Prisoners have a right to visit with legal counsel, clergy and religious advisers, but prisons retain the ability to impose restrictions on how these rights are met, explains the American Civil Liberties Union. Each prison establishes its own rules and regulations, and laws frequently change according to cases brought to the court, so consulting with a specific prison and a prison law library is imperative.
Aside from legal and religious visits, visiting is a privilege, not a right, according to Nolo. Because of this, prisons can retract the ability of prisoners and visitors to meet if either person breaks prison rules or disobeys an officer's directives during a visit. Certain infractions can lead to a prisoner losing visitation privileges, while prisons can also cancel visits given safety, health and security risks, notably the outbreak of infectious diseases.

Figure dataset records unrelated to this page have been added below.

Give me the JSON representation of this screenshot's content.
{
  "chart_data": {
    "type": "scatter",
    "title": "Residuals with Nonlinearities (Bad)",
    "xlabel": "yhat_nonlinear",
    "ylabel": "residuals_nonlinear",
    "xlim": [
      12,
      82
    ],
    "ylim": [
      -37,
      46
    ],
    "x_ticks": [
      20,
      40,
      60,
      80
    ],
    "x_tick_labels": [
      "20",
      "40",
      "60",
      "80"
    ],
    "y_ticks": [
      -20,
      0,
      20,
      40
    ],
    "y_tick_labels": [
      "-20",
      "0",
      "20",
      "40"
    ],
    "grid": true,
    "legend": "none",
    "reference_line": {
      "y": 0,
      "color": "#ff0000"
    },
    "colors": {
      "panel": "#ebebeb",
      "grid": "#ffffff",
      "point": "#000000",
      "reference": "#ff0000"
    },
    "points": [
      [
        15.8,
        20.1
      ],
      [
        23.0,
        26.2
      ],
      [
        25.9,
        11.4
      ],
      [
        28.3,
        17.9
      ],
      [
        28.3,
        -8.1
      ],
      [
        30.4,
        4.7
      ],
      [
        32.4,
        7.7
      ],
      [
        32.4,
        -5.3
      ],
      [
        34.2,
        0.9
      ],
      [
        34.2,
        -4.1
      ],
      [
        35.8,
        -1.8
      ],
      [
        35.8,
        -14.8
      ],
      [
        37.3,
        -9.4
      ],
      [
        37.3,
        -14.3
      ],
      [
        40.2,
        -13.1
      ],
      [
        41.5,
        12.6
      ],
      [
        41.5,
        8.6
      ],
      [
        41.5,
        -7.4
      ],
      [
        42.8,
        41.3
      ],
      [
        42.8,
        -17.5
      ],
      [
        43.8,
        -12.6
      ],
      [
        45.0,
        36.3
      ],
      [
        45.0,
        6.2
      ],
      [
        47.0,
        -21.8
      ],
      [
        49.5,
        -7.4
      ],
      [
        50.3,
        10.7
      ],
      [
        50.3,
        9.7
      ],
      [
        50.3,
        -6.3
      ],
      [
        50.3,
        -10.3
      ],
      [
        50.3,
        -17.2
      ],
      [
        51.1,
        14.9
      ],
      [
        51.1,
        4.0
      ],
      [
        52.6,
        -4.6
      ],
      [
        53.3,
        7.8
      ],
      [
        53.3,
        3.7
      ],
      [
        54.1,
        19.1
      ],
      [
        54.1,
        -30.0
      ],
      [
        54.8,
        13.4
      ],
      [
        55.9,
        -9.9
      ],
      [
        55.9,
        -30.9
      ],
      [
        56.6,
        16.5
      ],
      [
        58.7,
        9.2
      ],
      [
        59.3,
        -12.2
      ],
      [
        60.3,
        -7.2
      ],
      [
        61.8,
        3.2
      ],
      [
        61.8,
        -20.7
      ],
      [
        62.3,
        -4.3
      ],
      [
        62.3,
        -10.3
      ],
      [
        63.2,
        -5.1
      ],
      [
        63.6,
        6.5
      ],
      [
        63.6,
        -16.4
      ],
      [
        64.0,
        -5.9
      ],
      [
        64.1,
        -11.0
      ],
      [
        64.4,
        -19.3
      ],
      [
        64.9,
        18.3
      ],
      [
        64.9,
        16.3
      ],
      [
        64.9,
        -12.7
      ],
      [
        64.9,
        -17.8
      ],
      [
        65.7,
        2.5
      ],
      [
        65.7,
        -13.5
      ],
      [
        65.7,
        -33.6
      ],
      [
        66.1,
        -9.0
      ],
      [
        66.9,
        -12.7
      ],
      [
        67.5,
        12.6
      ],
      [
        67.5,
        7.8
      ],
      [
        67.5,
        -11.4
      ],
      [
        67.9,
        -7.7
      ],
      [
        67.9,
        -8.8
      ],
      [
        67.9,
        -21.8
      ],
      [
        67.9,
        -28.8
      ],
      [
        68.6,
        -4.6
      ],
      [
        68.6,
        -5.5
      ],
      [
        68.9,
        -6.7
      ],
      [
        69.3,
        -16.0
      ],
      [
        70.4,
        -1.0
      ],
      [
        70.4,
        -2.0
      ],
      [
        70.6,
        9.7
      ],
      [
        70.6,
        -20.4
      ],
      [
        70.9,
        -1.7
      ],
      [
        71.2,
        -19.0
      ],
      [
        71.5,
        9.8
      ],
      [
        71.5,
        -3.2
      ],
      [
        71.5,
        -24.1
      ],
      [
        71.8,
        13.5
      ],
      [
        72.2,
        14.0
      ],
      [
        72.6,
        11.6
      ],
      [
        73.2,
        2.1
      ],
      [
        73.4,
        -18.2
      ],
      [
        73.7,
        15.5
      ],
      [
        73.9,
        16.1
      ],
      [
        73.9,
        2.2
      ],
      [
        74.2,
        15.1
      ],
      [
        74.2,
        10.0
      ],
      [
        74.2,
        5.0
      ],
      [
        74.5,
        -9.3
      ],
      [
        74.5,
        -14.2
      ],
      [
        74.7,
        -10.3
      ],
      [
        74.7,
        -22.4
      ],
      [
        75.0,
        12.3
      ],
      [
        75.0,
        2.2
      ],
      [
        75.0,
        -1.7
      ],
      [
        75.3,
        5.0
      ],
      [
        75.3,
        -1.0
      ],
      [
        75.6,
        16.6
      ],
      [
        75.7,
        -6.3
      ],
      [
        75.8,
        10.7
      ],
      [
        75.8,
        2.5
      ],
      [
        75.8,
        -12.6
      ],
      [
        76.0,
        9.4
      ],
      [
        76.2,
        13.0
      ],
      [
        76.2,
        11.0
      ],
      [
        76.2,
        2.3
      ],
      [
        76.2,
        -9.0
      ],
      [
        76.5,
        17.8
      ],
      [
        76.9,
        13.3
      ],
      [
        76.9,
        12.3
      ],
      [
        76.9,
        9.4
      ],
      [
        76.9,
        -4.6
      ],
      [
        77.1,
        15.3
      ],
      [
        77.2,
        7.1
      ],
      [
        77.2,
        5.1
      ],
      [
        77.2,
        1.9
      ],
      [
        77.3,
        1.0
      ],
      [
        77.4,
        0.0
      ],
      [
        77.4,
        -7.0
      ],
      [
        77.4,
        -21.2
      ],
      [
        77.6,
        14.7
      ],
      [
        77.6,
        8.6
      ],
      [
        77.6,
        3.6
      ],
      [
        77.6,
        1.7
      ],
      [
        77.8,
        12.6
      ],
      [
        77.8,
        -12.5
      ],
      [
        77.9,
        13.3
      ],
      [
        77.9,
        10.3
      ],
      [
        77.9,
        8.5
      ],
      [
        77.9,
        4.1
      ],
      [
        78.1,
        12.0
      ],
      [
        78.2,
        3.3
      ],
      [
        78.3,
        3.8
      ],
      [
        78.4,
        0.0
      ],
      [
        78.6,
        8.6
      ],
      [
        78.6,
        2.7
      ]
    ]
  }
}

Although the Supreme Court has not ruled that prisoners have no rights of association, the courts have upheld significant restrictions on prisoner visitation, notes the ACLU. In particular, the courts have approved an indefinite moratorium on all nonlegal visits to prisoners convicted of substance abuse infractions, as well as extreme limitations on visits by children and former prisoners.
Courts have deemed that it is not necessary for prisons to allow prisoners conjugal visits, as the refusal to allow such visits does not constitute cruel and unusual punishment, nor does it break privacy rules, explains Nolo.